— If you haven’t had enough fun playing around with the Los Angeles Timeswiki-enabled interactive editorial, take a look at John Daniszewski’s dispactch from Tehran about charges of official manipulation in the recent elections … and saying that “[n]ew doubts and divisions have come into view” regarding the Iraq war, Paul Richter tracks conservative North Carolina Rep. Walter Jones Jr. and his shifting stance on Iraq and how that’s playing back home …

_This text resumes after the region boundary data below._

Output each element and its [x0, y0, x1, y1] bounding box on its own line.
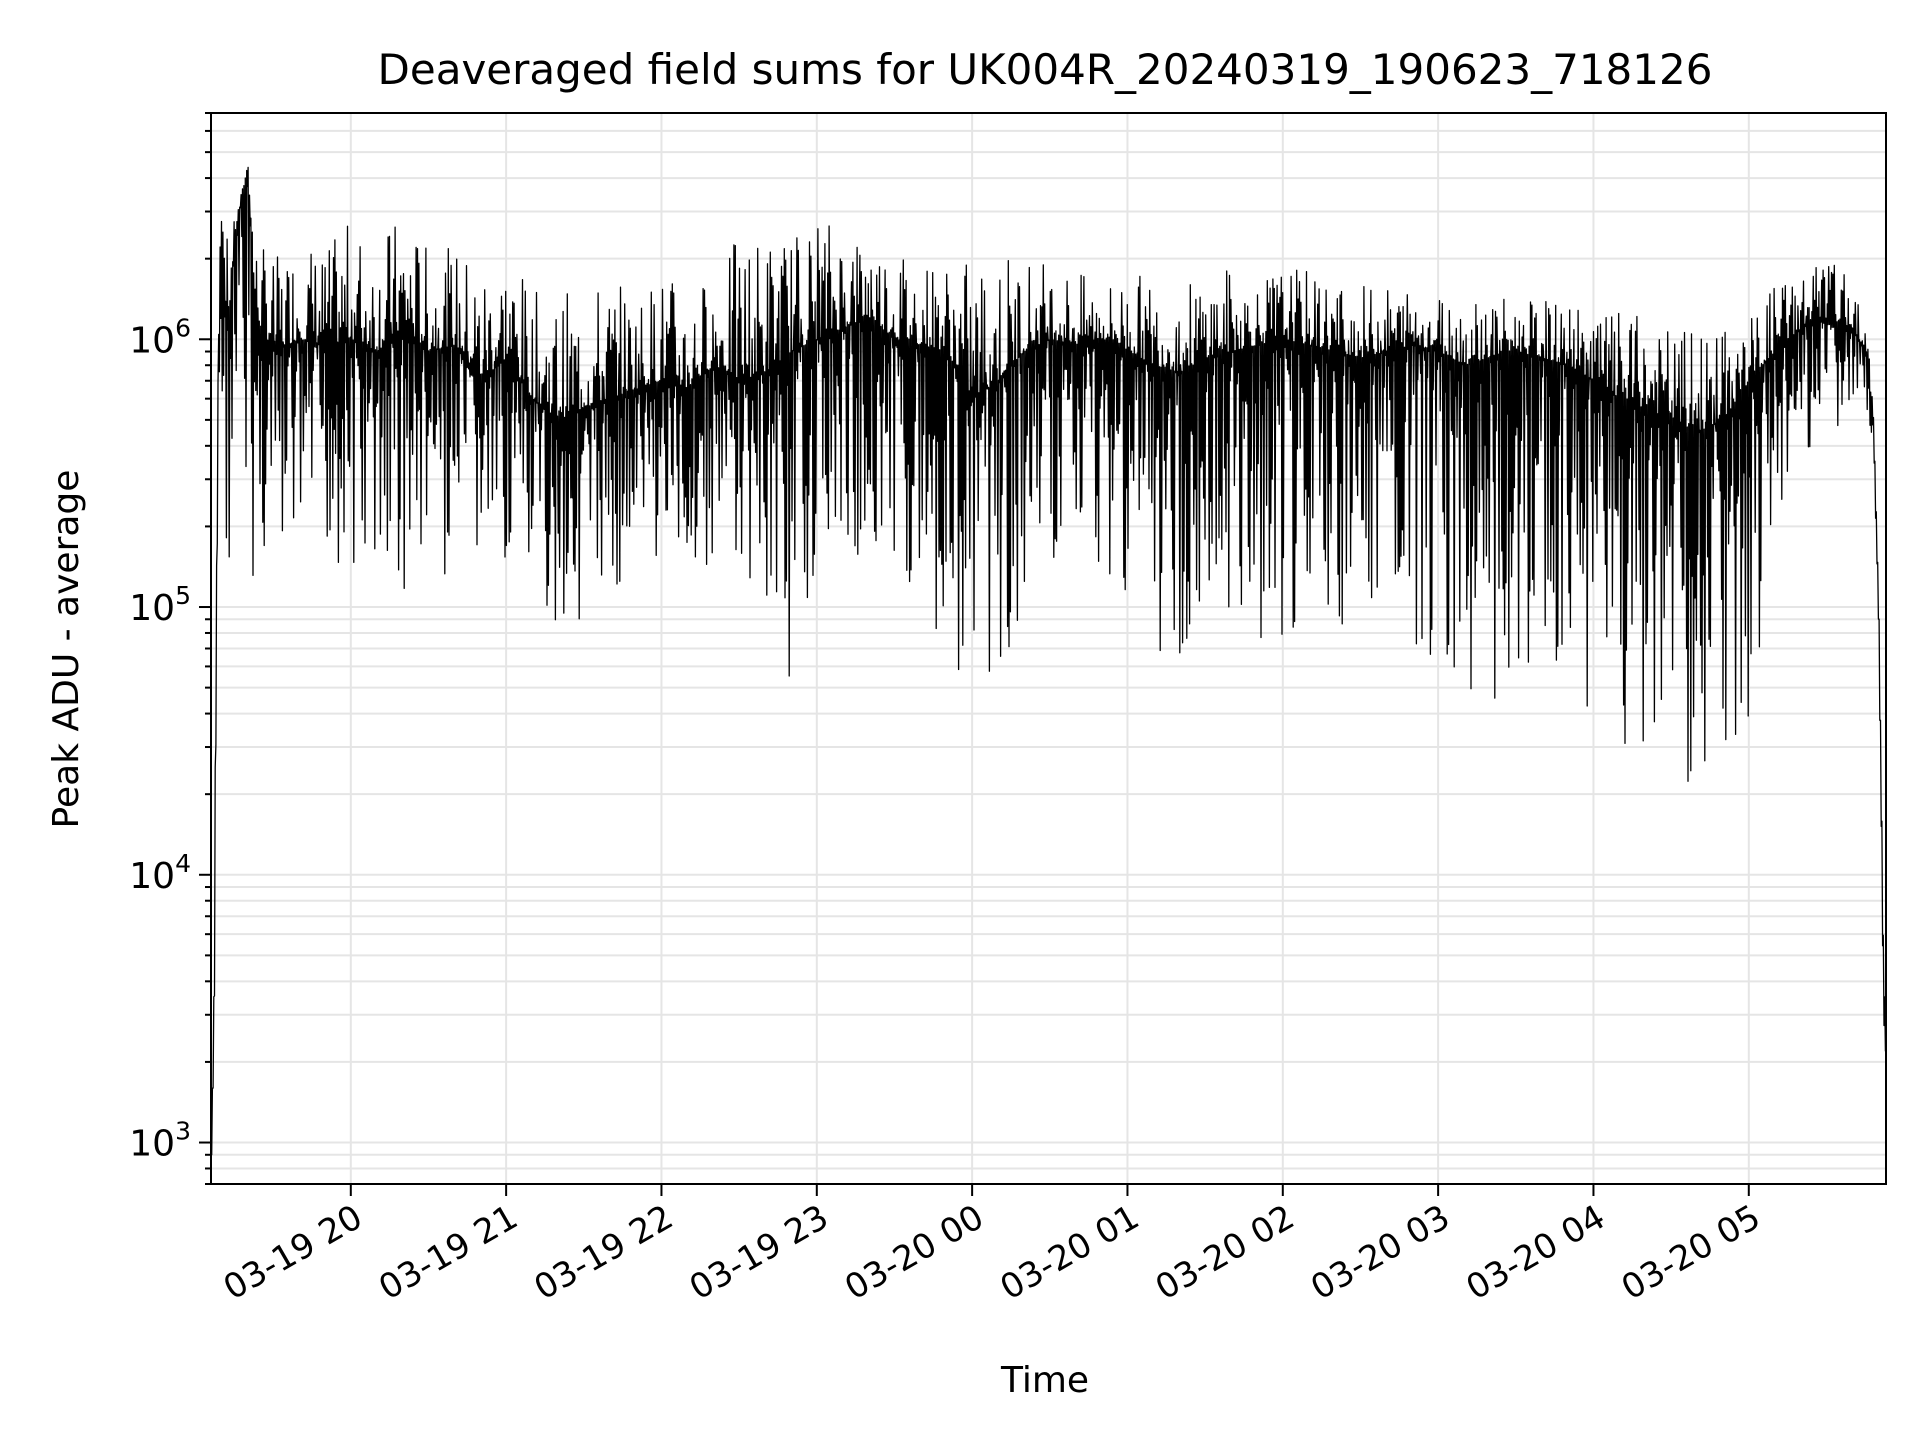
- x-tick-label: 03-20 05: [1615, 1197, 1767, 1308]
- x-tick-label: 03-20 00: [838, 1197, 990, 1308]
- x-tick-label: 03-20 02: [1149, 1197, 1301, 1308]
- data-series-line: [211, 167, 1886, 1154]
- y-tick-label: 104: [129, 849, 191, 897]
- data-layer: [211, 164, 1886, 1154]
- x-tick-label: 03-19 23: [683, 1197, 835, 1308]
- x-tick-label: 03-19 21: [372, 1197, 524, 1308]
- y-tick-label: 103: [129, 1117, 191, 1165]
- y-axis-label: Peak ADU - average: [46, 470, 87, 829]
- x-tick-label: 03-20 04: [1460, 1197, 1612, 1308]
- x-axis-label: Time: [1000, 1360, 1089, 1401]
- x-tick-label: 03-19 20: [217, 1197, 369, 1308]
- x-tick-label: 03-19 22: [528, 1197, 680, 1308]
- grid-lines: [211, 113, 1886, 1184]
- y-axis-ticks: 103 104 105 106: [129, 113, 211, 1184]
- y-tick-label: 105: [129, 581, 191, 629]
- x-tick-label: 03-20 03: [1304, 1197, 1456, 1308]
- x-tick-label: 03-20 01: [994, 1197, 1146, 1308]
- chart-title: Deaveraged field sums for UK004R_2024031…: [378, 45, 1713, 94]
- y-tick-label: 106: [129, 313, 191, 361]
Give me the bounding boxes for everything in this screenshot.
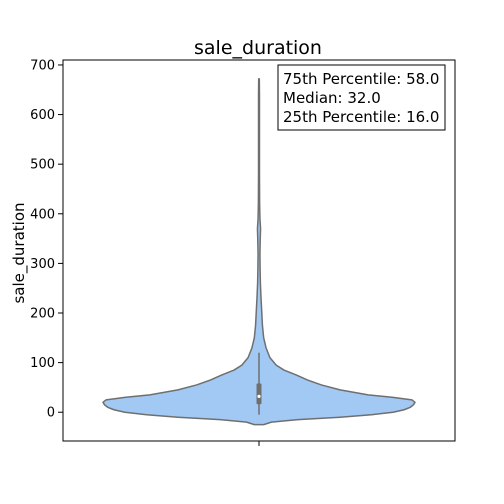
y-tick-label: 300 <box>30 257 55 272</box>
iqr-box <box>256 383 262 405</box>
box-layer <box>256 352 262 415</box>
y-tick-label: 700 <box>30 58 55 73</box>
y-tick-label: 500 <box>30 158 55 173</box>
y-tick-label: 0 <box>47 406 55 421</box>
median-marker <box>257 394 261 398</box>
y-tick-label: 600 <box>30 108 55 123</box>
stats-box: 75th Percentile: 58.0 Median: 32.0 25th … <box>277 64 446 131</box>
q1-label: 25th Percentile: 16.0 <box>283 108 439 126</box>
violin-layer <box>102 78 416 426</box>
y-axis: 0 100 200 300 400 500 600 700 <box>30 58 63 421</box>
stats-box-frame <box>277 64 446 131</box>
q3-label: 75th Percentile: 58.0 <box>283 70 439 88</box>
violin-body <box>102 78 416 426</box>
y-tick-label: 400 <box>30 207 55 222</box>
chart-title: sale_duration <box>194 37 322 59</box>
median-label: Median: 32.0 <box>283 89 381 107</box>
y-axis-label: sale_duration <box>10 202 29 303</box>
y-tick-label: 200 <box>30 307 55 322</box>
y-tick-label: 100 <box>30 356 55 371</box>
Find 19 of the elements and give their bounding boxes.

The New York Times today seems to be a perfect storm of personal randomness. First, this DCist’s hometown, Grand Rapids, Mich., has been intricately analyzed by John Leland and Jodi Wilgoren in a huge examination of Social Security’s realities out in River City (seen from the beloved Fish Ladder in the photo above we took back in December). And then in the City section’s special Brooklyn issue, the blog of DCist’s Jason Linkins was cited in an article about how Queens will never be Brooklyn, written by Jeff VanDam, who we happened to run into at a party last night on T Street, oddly enough.

From DCeiver, via the NYT:

Brooklyn is the new Manhattan. Queens is the New Brooklyn. Staten Island is the Old Staten Island. Islip is the new Long Island City. Hoboken is the new Bethesda.

(Brooklyn’s Grand Army Plaza is pictured here)

Elsewhere, the David Coleman investigates muddled gaydar … Amy Harmon shines light on the real save NPR/PBS e-mail petitions vs. the fake ones that’s been circulating online since 1995 … and Leslie Wayne looks at the Pentagon’s revolving door.